También el francés Honoré de Balzac, sostenía convencido: «Un libro hermoso es una victoria ganada en todos los campos de batalla del pensamiento humano». Es decir, cada libro representa el esfuerzo del hombre por comprender y definir, por aclarar y proyectar.

Y, es precisamente, lo que hace falta a nuestra sociedad. Ésta, en la que vivimos, llamada por los intelectuales: «sociedad del entretenimiento» o, como ya predecía en su tiempo, Guy Debord, «sociedad del espectáculo».

Y, es que, por sí no lo ha notado, padecemos la tiranía del espectáculo fácil, trivial, sensacionalista y morboso: fugaz y efímero. Si no lo consideran así, asómese unos segundos a la tele y a las redes sociales, y sopesarán mi afirmación.

De hecho, notarán que los contenidos no buscan provocar la cultura, el pensamiento liberador o la fe; sino todo lo contrario, que el ser humano, simplemente, se quede atrapado en una inanición intelectual, pasotismo académico y se enrede en los vericuetos de la irrealidad farandulera.

Y.., si no hay pensamiento crítico y real, no hay creación, cambio ni innovación. Lo que sí sobraría sería: ignorancia, subdesarrollo, pobreza y crimen, superficialidad y fanatismo.

Me pregunto, ¿qué diría san Agustín, el mayor exponente del pensamiento cristiano occidental de su época, si estuviera en estas sociedades? Es fácil imaginarlo. De un plumazo pondría en zozobra a las corrientes vacías, modas farsantes y pensamientos trivializados, que se arrojan con esmero, cada segundo por medio de las pantallas.

Asusta que nuestros niños, jóvenes y adultos renuncien a los libros. Muchas veces me desilusiono cuando compruebo que muchas personas ignoran cosas necesarias para su propia historia e identidad.  
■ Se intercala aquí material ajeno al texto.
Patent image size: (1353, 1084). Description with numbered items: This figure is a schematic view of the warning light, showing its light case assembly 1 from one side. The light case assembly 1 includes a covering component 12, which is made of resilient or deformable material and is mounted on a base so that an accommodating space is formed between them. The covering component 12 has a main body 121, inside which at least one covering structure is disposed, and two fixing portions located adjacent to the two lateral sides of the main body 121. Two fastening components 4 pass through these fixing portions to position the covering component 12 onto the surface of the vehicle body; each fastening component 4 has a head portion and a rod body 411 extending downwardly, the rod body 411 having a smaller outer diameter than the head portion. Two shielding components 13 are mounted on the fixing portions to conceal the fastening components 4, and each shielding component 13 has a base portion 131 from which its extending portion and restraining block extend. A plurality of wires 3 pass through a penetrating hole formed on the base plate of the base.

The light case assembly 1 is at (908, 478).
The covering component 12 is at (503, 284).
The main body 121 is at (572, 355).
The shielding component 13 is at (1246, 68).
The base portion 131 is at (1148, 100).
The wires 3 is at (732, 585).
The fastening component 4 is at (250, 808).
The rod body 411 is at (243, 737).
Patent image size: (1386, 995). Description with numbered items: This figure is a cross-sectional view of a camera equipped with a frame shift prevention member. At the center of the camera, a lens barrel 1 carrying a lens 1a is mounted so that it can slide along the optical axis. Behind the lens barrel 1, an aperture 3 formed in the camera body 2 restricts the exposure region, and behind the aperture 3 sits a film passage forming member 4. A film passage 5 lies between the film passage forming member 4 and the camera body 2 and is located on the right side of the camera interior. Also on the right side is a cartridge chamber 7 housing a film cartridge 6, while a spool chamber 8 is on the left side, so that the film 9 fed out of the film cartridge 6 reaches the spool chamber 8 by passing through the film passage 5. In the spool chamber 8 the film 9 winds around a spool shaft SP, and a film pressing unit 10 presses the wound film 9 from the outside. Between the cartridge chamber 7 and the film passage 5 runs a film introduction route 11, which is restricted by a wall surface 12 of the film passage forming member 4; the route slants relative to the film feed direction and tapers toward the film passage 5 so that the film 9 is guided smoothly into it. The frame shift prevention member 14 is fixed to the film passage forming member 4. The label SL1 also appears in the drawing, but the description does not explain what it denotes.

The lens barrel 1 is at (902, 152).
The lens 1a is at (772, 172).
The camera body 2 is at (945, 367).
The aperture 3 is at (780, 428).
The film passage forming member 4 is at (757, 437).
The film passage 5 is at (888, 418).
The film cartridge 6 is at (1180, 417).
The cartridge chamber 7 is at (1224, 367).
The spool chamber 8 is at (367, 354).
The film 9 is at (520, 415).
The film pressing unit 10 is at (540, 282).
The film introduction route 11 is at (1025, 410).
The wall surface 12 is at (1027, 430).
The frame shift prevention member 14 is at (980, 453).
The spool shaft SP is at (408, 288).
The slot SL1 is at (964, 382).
¡Qué expresaría, a su vez, el autor que cautivó a Agustín de Hipona, Cicerón! Pues este manifestaba: «Un hogar sin libros es como un cuerpo sin alma».
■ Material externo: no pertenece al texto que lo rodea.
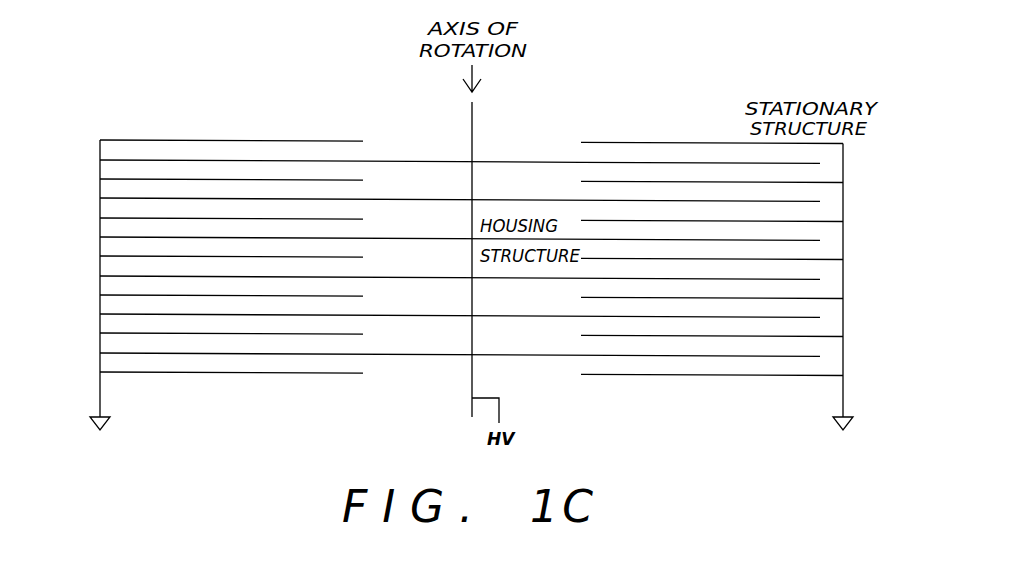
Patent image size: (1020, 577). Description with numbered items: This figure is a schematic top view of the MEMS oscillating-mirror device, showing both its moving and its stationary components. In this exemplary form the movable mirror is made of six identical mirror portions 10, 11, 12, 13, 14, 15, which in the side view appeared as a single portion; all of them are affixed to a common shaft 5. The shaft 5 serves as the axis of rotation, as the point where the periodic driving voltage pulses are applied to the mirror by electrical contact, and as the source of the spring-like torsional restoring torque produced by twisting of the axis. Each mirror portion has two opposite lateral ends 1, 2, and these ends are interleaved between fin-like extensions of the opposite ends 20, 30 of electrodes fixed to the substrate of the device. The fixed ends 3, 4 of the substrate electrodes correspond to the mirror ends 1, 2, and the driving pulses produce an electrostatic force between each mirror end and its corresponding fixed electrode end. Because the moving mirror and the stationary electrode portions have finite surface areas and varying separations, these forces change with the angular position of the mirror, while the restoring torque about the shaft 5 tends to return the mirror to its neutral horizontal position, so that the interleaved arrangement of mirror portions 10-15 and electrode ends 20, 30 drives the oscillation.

The lateral end of the movable mirror 1 is at (192, 159).
The lateral end of the movable mirror 2 is at (648, 161).
The fixed end of the substrate electrode 3 is at (270, 140).
The fixed end of the substrate electrode 4 is at (727, 143).
The axis of rotation 5 is at (473, 126).
The mirror portion 10 is at (391, 160).
The mirror portion 11 is at (384, 198).
The mirror portion 12 is at (384, 237).
The mirror portion 13 is at (384, 276).
The mirror portion 14 is at (384, 314).
The mirror portion 15 is at (384, 353).
The electrode end 20 is at (99, 247).
The electrode end 30 is at (845, 263).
Asimismo, hay que advertir, que no se trata de leer por leer, sino de saborear el texto. Rumiar el conocimiento y asimilarlo. Como lo recomendaba Francis Bacon, padre del empirismo filosófico y científico: «Algunos libros son probados, otros devorados, poquísimos masticados y digeridos». Pues es eso. Se trata de masticar y digerir el conocimiento, con calma y pasión.